Título: De volta a Honduras, Zelaya se refugia na Embaixada do Brasil
Autor: Balthazar , Ricardo
Fonte: Valor Econômico, 22/09/2009, Interrnacional, p. A13
O presidente de Honduras, Manuel Zelaya, deposto por militares em junho, voltou ontem ao país e se refugiou na Embaixada do Brasil na capital, Tegucigalpa. O governo não dá sinais de que aceita o retorno e decretou toque de recolher entre as 16 horas de ontem e as 6 horas de hoje, após manifestantes saíram às ruas em apoio a Zelaya. Não está claro quais serão os próximos passos do presidente, mas sua volta após quase três meses de exílio eleva a tensão no país.
Organizações que reúnem simpatizantes de Zelaya anunciaram que estão organizando uma marcha do norte do país até Tegucigalpa, onde pretendem chegar entre hoje e amanhã.
O Brasil assumiu um papel central na crise de Honduras ao dar abrigo a Zelaya, horas depois de ele ter voltado ao país. A decisão abre uma nova etapa na crise hondurenha. A presença de Zelaya na capital tende a ampliar as pressões que o governo do presidente interino Roberto Micheletti tem recebido da comunidade internacional para negociar uma saída para a crise e devolver o cargo a Zelaya.
O governo interino disse que o Brasil viola o direito internacional ao permitir que Zelaya faça "chamados à insurreição" a partir da embaixada. Micheletti pediu que o Brasil entregue Zelaya, o que o governo brasileiro deve recusar.

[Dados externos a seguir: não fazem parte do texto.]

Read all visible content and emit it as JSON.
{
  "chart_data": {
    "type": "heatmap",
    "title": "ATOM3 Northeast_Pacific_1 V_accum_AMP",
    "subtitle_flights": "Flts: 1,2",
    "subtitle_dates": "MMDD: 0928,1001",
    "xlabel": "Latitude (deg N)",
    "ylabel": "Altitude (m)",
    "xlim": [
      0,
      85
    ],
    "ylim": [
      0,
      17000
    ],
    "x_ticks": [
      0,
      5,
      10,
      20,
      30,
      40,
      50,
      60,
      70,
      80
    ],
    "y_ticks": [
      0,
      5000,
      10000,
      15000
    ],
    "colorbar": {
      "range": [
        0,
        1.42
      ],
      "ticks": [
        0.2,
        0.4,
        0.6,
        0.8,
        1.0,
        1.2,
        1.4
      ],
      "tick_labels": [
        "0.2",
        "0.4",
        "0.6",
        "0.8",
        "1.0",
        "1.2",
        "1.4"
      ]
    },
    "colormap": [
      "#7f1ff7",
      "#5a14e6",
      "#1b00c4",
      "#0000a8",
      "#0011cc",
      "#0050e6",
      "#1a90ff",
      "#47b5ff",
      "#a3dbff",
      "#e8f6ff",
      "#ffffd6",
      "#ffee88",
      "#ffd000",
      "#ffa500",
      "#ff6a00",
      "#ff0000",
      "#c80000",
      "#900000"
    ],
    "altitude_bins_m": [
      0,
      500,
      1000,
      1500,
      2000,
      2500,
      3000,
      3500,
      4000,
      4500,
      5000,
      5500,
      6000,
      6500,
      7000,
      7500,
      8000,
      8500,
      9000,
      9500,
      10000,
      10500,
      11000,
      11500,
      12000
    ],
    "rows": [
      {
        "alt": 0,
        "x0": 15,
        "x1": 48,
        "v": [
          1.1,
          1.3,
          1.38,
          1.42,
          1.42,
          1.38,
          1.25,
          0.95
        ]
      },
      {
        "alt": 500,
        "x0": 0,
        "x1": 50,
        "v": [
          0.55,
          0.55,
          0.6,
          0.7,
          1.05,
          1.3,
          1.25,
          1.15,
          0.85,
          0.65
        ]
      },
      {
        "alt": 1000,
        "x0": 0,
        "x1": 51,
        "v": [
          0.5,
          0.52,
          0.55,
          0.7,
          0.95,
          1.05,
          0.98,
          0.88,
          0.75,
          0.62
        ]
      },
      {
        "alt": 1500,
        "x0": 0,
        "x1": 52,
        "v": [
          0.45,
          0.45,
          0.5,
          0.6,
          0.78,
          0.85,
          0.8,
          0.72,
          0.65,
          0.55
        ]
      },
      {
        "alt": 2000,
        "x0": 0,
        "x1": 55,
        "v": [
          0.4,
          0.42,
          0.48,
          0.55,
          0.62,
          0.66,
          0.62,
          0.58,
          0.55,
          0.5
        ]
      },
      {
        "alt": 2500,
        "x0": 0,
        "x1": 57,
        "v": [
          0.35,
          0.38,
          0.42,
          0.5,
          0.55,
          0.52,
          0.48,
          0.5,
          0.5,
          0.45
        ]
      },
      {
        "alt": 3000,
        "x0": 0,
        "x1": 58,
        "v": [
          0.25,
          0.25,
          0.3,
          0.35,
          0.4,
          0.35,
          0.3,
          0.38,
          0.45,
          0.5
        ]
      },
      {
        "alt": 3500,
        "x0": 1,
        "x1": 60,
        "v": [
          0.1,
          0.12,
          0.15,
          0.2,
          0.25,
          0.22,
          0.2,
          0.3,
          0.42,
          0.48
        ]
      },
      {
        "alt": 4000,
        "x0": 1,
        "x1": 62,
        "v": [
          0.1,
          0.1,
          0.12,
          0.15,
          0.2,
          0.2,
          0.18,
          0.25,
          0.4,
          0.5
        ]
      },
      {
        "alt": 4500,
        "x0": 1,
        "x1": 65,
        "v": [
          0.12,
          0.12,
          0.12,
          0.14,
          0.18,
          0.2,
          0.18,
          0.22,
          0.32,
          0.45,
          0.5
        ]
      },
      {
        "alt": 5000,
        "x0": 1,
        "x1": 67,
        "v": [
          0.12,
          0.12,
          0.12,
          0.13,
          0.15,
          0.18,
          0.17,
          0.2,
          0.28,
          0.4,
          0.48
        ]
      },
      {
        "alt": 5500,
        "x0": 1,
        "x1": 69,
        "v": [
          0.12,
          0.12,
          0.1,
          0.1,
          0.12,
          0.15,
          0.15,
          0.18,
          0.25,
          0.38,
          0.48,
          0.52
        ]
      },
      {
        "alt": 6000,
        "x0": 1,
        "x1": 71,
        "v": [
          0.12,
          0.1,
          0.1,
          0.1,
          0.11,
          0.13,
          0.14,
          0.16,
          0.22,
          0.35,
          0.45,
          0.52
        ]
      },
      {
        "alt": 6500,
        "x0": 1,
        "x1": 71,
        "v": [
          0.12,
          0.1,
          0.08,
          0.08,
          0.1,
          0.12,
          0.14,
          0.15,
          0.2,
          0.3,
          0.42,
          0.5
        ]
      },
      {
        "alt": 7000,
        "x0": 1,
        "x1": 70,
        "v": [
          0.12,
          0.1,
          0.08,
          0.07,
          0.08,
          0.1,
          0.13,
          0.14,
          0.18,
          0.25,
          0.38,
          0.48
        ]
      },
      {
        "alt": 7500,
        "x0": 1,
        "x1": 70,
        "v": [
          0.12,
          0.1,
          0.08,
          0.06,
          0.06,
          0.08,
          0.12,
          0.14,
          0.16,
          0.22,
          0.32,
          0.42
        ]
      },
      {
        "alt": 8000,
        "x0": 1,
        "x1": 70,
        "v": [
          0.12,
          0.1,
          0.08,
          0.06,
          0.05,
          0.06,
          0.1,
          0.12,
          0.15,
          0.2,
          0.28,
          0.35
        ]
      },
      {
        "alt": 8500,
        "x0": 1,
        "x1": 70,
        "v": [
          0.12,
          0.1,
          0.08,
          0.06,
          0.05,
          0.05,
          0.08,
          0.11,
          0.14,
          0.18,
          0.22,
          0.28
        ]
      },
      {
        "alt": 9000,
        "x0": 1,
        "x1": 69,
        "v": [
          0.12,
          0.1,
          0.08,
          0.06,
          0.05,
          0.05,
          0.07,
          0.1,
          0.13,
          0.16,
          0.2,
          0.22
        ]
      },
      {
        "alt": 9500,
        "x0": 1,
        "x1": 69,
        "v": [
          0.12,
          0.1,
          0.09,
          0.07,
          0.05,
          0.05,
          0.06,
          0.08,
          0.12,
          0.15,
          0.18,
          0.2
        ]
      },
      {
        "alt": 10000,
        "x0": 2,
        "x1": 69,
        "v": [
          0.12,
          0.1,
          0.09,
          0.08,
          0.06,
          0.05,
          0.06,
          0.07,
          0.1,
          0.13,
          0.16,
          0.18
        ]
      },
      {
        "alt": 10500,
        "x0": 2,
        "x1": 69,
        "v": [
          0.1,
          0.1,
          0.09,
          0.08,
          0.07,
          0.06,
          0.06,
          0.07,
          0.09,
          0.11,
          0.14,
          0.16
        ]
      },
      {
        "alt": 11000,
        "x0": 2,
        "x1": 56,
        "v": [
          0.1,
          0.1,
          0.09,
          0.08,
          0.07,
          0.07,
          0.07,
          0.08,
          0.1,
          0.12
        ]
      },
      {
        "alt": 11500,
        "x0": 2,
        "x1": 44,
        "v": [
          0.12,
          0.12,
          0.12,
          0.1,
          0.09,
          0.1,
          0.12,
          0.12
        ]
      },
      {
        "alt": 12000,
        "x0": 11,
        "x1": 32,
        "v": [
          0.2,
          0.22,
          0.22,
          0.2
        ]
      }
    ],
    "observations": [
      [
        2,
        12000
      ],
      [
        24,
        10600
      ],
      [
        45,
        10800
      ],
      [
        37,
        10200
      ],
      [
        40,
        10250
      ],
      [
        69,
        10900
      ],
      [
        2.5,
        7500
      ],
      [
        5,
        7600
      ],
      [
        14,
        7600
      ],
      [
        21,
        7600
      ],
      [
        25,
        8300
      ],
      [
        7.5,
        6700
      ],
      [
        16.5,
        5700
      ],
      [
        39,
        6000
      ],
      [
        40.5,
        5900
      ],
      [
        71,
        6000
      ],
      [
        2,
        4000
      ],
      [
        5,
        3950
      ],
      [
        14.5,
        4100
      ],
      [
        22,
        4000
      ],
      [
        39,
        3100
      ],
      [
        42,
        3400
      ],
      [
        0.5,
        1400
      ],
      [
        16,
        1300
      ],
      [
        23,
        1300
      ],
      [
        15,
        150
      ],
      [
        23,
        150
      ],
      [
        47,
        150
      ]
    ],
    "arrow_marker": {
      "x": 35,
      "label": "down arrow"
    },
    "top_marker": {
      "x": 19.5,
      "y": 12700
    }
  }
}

Em entrevista em Nova York, o ministro das Relações Exteriores, Celso Amorim, disse que a volta de Zelaya ao país "facilitará o diálogo" com o governo interino. Mas ele não quis especular sobre o papel que o Brasil exercerá agora, limitando-se a dizer que não deseja se "interpor a nenhuma outra ação" em andamento.
O Brasil e os outros países da América Latina não reconhecem o atual governo de Honduras e defendem a restauração de Zelaya ao poder desde o início da crise, deflagrada por um golpe de Estado após tentativas do presidente deposto de mudar a Constituição e instituir a reeleição. Essa intenção do presidente foi duramente criticada por parte do Congresso, pela Suprema Corte e até por alguns colegas de partido, que diziam que o objetivo de Zelaya era tentar se manter no cargo, a exemplo do que fez o venezuelano Hugo Chávez, seu aliado. Foi essa a alegação para o golpe de 28 de junho.
Amorim disse que o governo brasileiro foi surpreendido pela decisão de Zelaya de voltar a Honduras. Segundo seu relato, representantes do presidente deposto teriam feito contato com a embaixada brasileira cerca de uma hora antes de sua chegada, pouco depois do meio-dia de ontem.
O contato inicial teria sido feito por uma deputada de Honduras. Ela teria procurado o encarregado de negócios da Embaixada do Brasil, Francisco Catunda, dizendo que a mulher de Zelaya queria conversar e que o presidente estava por perto. Catunda administra a embaixada desde o início da crise, quando o Brasil retirou seu embaixador, Brian Neele. Ele entrou em contato com Brasília antes de receber Zelaya. Segundo Amorim, a entrada do presidente foi autorizada pelo subsecretário-geral do Itamaraty para a América do Sul, Enio Cordeiro, "de acordo com as instruções existentes".
Amorim disse ter sido informado da iniciativa em seguida e comunicou-a ao presidente Luiz Inácio Lula da Silva, que estava no avião a caminho dos Estados Unidos e "autorizou" a decisão. Lula participa nesta semana da abertura da 64ª Assembleia Geral das Nações Unidas (ONU) e da reunião de cúpula do Grupo dos 20 (G-20).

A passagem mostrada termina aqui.